В едале – пламя горна,

горячее и рыжее,

 

становится всё больше.

Уже ожог на коже!

– Да перестаньте, больно же!

Вот до чего мы дожили!

 

Я опупел от страха.

На голове – подушка.

Зачем не черепаха я,

не прыткая лягушка?

 

Пятнистые букашки

по спальням, по углам

мокры, как промокашки,

в объятиях у мам.

РАЗГОВОР НА ДРЕВНЕМУРАВЬИНОМ

 

– СКОЛОПЕНДРА! – ворвался заяц в залу с истошным воплем, открыв начало всеобщему переполоху.

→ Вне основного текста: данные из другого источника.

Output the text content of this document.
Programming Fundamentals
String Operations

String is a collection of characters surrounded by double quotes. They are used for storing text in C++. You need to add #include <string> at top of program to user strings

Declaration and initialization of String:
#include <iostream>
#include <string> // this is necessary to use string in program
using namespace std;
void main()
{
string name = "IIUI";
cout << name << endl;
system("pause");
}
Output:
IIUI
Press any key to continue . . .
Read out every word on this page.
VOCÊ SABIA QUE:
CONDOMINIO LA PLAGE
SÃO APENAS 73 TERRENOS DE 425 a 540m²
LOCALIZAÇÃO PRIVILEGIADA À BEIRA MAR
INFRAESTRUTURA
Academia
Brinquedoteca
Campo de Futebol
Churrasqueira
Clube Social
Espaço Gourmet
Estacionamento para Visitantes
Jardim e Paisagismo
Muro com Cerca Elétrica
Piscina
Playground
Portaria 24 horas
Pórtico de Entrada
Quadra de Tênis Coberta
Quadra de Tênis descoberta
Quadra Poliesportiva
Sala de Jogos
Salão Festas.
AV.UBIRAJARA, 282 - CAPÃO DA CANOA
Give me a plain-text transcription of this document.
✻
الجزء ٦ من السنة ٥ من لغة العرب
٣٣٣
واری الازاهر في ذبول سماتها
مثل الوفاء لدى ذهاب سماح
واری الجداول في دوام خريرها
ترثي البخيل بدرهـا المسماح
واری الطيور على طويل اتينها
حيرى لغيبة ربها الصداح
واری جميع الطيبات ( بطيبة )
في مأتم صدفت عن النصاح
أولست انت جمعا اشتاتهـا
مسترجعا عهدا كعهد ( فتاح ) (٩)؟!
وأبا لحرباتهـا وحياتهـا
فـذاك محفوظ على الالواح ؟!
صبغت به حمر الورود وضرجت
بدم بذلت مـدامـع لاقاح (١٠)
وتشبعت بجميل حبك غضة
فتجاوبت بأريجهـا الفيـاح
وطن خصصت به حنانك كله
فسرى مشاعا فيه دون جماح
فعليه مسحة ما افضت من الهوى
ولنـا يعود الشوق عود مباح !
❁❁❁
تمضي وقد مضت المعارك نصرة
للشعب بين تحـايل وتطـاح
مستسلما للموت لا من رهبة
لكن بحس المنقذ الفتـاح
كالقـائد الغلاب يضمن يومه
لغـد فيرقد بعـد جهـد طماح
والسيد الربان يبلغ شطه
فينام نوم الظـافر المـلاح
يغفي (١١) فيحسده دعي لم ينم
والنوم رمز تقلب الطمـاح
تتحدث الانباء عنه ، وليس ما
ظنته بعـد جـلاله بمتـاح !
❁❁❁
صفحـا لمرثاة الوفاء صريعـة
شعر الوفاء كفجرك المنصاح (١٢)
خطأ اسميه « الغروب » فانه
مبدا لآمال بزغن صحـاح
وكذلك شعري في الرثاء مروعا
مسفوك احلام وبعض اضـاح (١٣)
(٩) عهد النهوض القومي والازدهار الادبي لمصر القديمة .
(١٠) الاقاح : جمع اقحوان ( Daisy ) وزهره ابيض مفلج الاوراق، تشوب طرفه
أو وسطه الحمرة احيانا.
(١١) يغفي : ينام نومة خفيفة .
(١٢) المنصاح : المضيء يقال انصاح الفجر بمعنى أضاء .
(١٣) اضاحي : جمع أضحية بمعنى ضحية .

Снаружи грохотало без перерыва, будто при взятии Берлина или Грозного, и синие молнии ежесекундно ветвились на небе, словно вены. Вода, везде вода! Кое-где она ещё капала, а кое-где уже неслась по водоводам, словно пума.

 

На зайца напирали с четырёх сторон: “Прочь с дороги!” – кто с бревном, кто с детской коляской, а кто безо всего, с выпученными глазами и скоростью скаковой лошади. Это скакали гонцы.

 

Провожатый муравей ухватил зайца за лапу и, пихаясь боками и спиной, вывел в коридорами в просторную нору-камору. Там, в окружении стражи, махал и советников восседала, снова на помосте, царь-невеста.

 

Коммитмир, – сказала царь-невеста, повернув голову к вошедшим. Она говорила только по-древнемуравьиному. Вожатый муравей взялся за перевод:

 

– Разве не тошно стало жить в последнее время? Это существо громыхает теперь не только по ночам, но в полдень, на заре и так далее. Разве не возмутительно?

 

Всем было понятно, что речь идёт о ночной сколопендре.

 

– Ещё как тошно! – ответил заяц. – А что я один могу сделать!

 

Веневидивици, – сказала царь-невеста, что значило в переводе: – Ты можешь! Ты известен! ТЕБЯ она послушает, а больше никого! В общем, ты незаменим!

 

Зайца будто муха укусила. Ещё с утра.

 

– Я попытаюсь, – сказал заяц. – Ради мира на земле.

 

– Да, ради мира! Только будь осторожен! – проговорила царь-невеста и запнулась. Она приложила палец ко рту и поглядела зайцу в глаза.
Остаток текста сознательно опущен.